Esta forma de crescimento psicológico é muitas vezes representada de forma mítica em histórias e alegorias como uma jornada heroica. Nesta jornada o herói, figura principal da narrativa, sente-se convidado a iniciar uma aventura na qual troca as certezas e conforto daquilo que é conhecido na sua construção de realidade pelas incertezas e desafios do desconhecido.

Na história de Rei Leão, Simba o pequeno leão herdeiro do trono de rei da selva, é o herói que se sente convidado a embarcar numa aventura. Nesta aventura Simba deixa o conforto da proteção da autoridade de Mufasa, para se desafiar a entrar no território desconhecido dominado por coiotes que contam com a ajuda de Scar, arqui-inimigo de Mufasa (pai de Simba). No início desta aventura Simba testa a sua força, sendo desde logo convidado a tomar consciência das suas limitações.

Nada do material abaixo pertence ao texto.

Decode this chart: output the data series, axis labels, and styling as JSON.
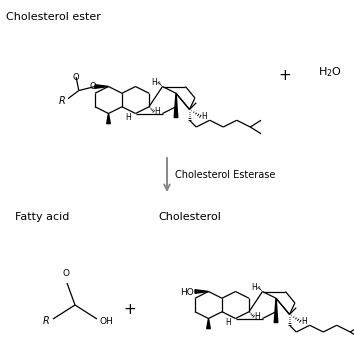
{
  "background_color": "#ffffff",
  "line_color": "#000000",
  "gray_color": "#888888",
  "text_color": "#000000",
  "label_cholesterol_ester": "Cholesterol ester",
  "label_fatty_acid": "Fatty acid",
  "label_cholesterol": "Cholesterol",
  "label_enzyme": "Cholesterol Esterase",
  "label_plus_top": "+",
  "label_water": "H₂O",
  "label_plus_bottom": "+",
  "figsize": [
    3.54,
    3.6
  ],
  "dpi": 100
}
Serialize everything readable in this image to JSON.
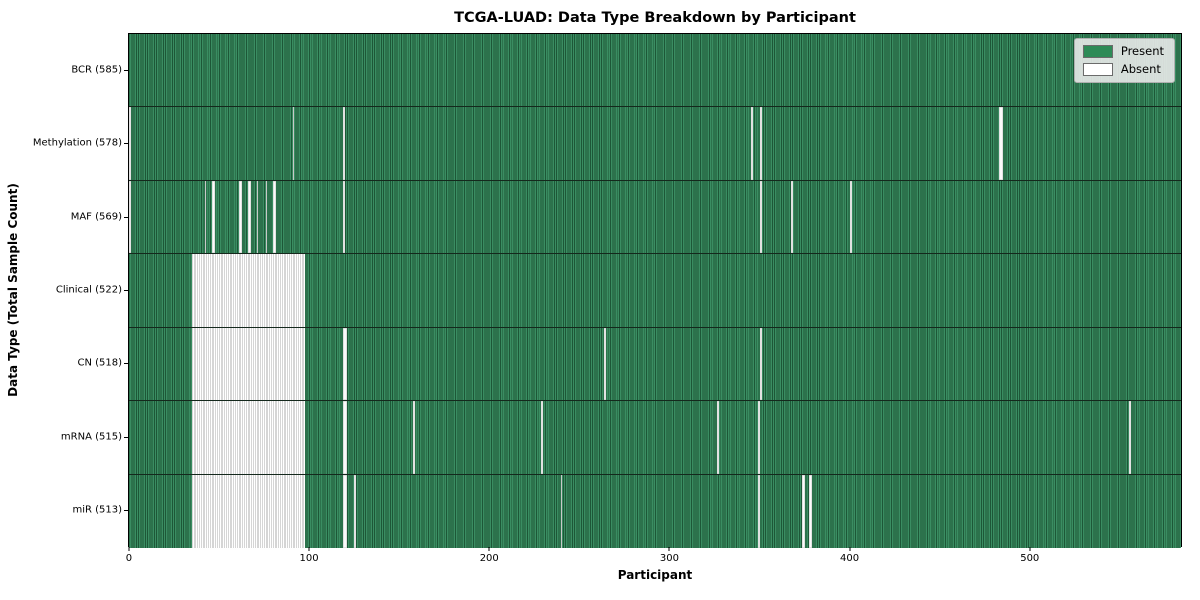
{
  "title": "TCGA-LUAD: Data Type Breakdown by Participant",
  "colors": {
    "present": "#3a8d62",
    "present_dark": "#1d5737",
    "present_legend": "#2e8b57",
    "absent": "#ffffff",
    "absent_edge": "#ababab"
  },
  "chart_data": {
    "type": "heatmap",
    "title": "TCGA-LUAD: Data Type Breakdown by Participant",
    "xlabel": "Participant",
    "ylabel": "Data Type (Total Sample Count)",
    "n_participants": 585,
    "xlim": [
      -0.5,
      584.5
    ],
    "x_ticks": [
      0,
      100,
      200,
      300,
      400,
      500
    ],
    "grid": false,
    "legend_position": "upper right",
    "legend": [
      {
        "label": "Present",
        "color": "#2e8b57"
      },
      {
        "label": "Absent",
        "color": "#ffffff"
      }
    ],
    "rows": [
      {
        "label": "BCR (585)",
        "data_type": "BCR",
        "present_count": 585,
        "absent_count": 0,
        "absent_ranges": []
      },
      {
        "label": "Methylation (578)",
        "data_type": "Methylation",
        "present_count": 578,
        "absent_count": 7,
        "absent_ranges": [
          [
            0,
            0
          ],
          [
            91,
            91
          ],
          [
            119,
            119
          ],
          [
            346,
            346
          ],
          [
            351,
            351
          ],
          [
            484,
            485
          ]
        ]
      },
      {
        "label": "MAF (569)",
        "data_type": "MAF",
        "present_count": 569,
        "absent_count": 16,
        "absent_ranges": [
          [
            0,
            0
          ],
          [
            42,
            42
          ],
          [
            46,
            47
          ],
          [
            61,
            62
          ],
          [
            66,
            67
          ],
          [
            71,
            71
          ],
          [
            76,
            76
          ],
          [
            80,
            81
          ],
          [
            119,
            119
          ],
          [
            351,
            351
          ],
          [
            368,
            368
          ],
          [
            401,
            401
          ]
        ]
      },
      {
        "label": "Clinical (522)",
        "data_type": "Clinical",
        "present_count": 522,
        "absent_count": 63,
        "absent_ranges": [
          [
            35,
            97
          ]
        ]
      },
      {
        "label": "CN (518)",
        "data_type": "CN",
        "present_count": 518,
        "absent_count": 67,
        "absent_ranges": [
          [
            35,
            97
          ],
          [
            119,
            120
          ],
          [
            264,
            264
          ],
          [
            351,
            351
          ]
        ]
      },
      {
        "label": "mRNA (515)",
        "data_type": "mRNA",
        "present_count": 515,
        "absent_count": 70,
        "absent_ranges": [
          [
            35,
            97
          ],
          [
            119,
            120
          ],
          [
            158,
            158
          ],
          [
            229,
            229
          ],
          [
            327,
            327
          ],
          [
            350,
            350
          ],
          [
            556,
            556
          ]
        ]
      },
      {
        "label": "miR (513)",
        "data_type": "miR",
        "present_count": 513,
        "absent_count": 72,
        "absent_ranges": [
          [
            35,
            97
          ],
          [
            119,
            120
          ],
          [
            125,
            125
          ],
          [
            240,
            240
          ],
          [
            350,
            350
          ],
          [
            374,
            375
          ],
          [
            378,
            379
          ]
        ]
      }
    ]
  }
}
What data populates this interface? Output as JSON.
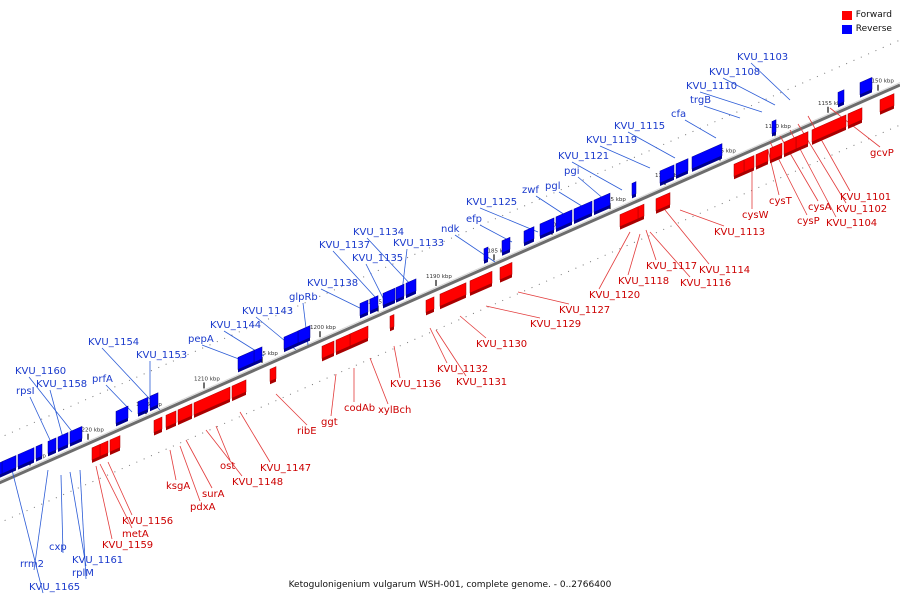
{
  "legend": {
    "forward": "Forward",
    "reverse": "Reverse"
  },
  "colors": {
    "forward": "#ff0000",
    "reverse": "#0000ff",
    "forward_label": "#cc0000",
    "reverse_label": "#1a3acc",
    "backbone": "#888888"
  },
  "caption": "Ketogulonigenium vulgarum WSH-001, complete genome. - 0..2766400",
  "ticks": [
    "1150 kbp",
    "1155 kbp",
    "1160 kbp",
    "1165 kbp",
    "1170 kbp",
    "1175 kbp",
    "1180 kbp",
    "1185 kbp",
    "1190 kbp",
    "1195 kbp",
    "1200 kbp",
    "1205 kbp",
    "1210 kbp",
    "1215 kbp",
    "1220 kbp",
    "1225 kbp"
  ],
  "reverse_labels": [
    "KVU_1103",
    "KVU_1108",
    "KVU_1110",
    "trgB",
    "cfa",
    "KVU_1115",
    "KVU_1119",
    "KVU_1121",
    "pgi",
    "pgl",
    "zwf",
    "KVU_1125",
    "efp",
    "ndk",
    "KVU_1134",
    "KVU_1137",
    "KVU_1133",
    "KVU_1135",
    "KVU_1138",
    "glpRb",
    "KVU_1143",
    "KVU_1144",
    "pepA",
    "KVU_1154",
    "KVU_1153",
    "prfA",
    "KVU_1160",
    "KVU_1158",
    "rpsI",
    "rrm2",
    "cxp",
    "KVU_1161",
    "rplM",
    "KVU_1165"
  ],
  "forward_labels": [
    "gcvP",
    "KVU_1101",
    "KVU_1102",
    "KVU_1104",
    "cysA",
    "cysT",
    "cysP",
    "cysW",
    "KVU_1113",
    "KVU_1114",
    "KVU_1117",
    "KVU_1116",
    "KVU_1118",
    "KVU_1120",
    "KVU_1127",
    "KVU_1129",
    "KVU_1130",
    "KVU_1132",
    "KVU_1131",
    "KVU_1136",
    "xylBch",
    "codAb",
    "ggt",
    "ribE",
    "KVU_1147",
    "ost",
    "KVU_1148",
    "surA",
    "pdxA",
    "ksgA",
    "KVU_1156",
    "metA",
    "KVU_1159"
  ]
}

Simba era um leãozinho arrogante e prepotente, herdeiro do trono e filho do rei que se julgava virtuoso sem nunca verdadeiramente ter testado a sua força e contribuído de forma decisiva para fundação do reino. Não tinha consciência de que o seu privilégio havia sido herdado e não adquirido. Quando inicia a confrontação com as suas limitações, sendo convidado neste processo por Nala, a figura feminina que o seduz a testar a sua força, Simba inicia a sua transformação. A incerteza e fragilidade visita a mente do pequeno leão que se vê obrigado a recorrer à ajuda do seu pai Mufasa. A dada altura na história Mufasa morre deixando Simba entregue a si mesmo. O Pequeno leão, julgando-se responsável pela morte do pai, decide fugir das suas responsabilidades enquanto herdeiro do trono deixando o reino entregue ao tio Scar. Durante este período Simba foge da si mesmo e da sua história, procura refugiar-se longe do seu reino ignorando que reside dentro de si mesmo o potencial para transcender a dificuldade da tarefa de recuperar o reino e a culpa. Nesta altura é visitado por Nala, a figura feminina por quem se apaixona, que lhe recorda a sua identidade como rei da selva. Simba sente-se fortalecido por este encontro que o impele na direção de Rafiki, uma espécie de mentor místico que lhe recorda o potencial que tem escondido dentro de si. Este potencial é a força e poder de Mufasa que reside dentro de Simba, sublinhado no filme pela experiência mística que Simba tem ao ver Mufasa no céu a dizer: “não te esqueças de quem és” . Mufasa funciona como uma espécie de alter-ego de Simba, o eu potencial, que lhe mostra um caminho para o aperfeiçoamento pessoal. Nesta jornada Simba, consegue transformar-se em Mufasa com a ajuda dos seus aliados e derrotando a sua sombra, que é a sombra de todos nós, o ressentimento, inveja e ciúme personificados na identidade de Scar. Desta forma encontra a sua identidade como digno Rei da Selva, tornando-se cada vez mais parecido com o Pai.

Esta história de Simba é também a história de todos nós quando nos deparamos com uma transformação significativa da nossa identidade. Isto explica, na terminologia de Carl Jung, o porquê destes arquétipos [1] subsistirem no tempo e exercerem poder e atração pela história ao longo dos tempos e por várias gerações. Há várias formas de se contar a história da jornada do herói mas o seu poder subsiste mesmo na atualidade. O espírito humano está permanentemente a ser convidado a embarcar numa aventura e a transformar-se. O que quer o espírito humano ? Transcender a dificuldade e a culpa e chamar a si a responsabilidade para através da coragem, do amor e da fé transformar a realidade.

[1]: narrativa primordial que compõe uma ideia que passa de geração em geração formando o inconsciente colectivo.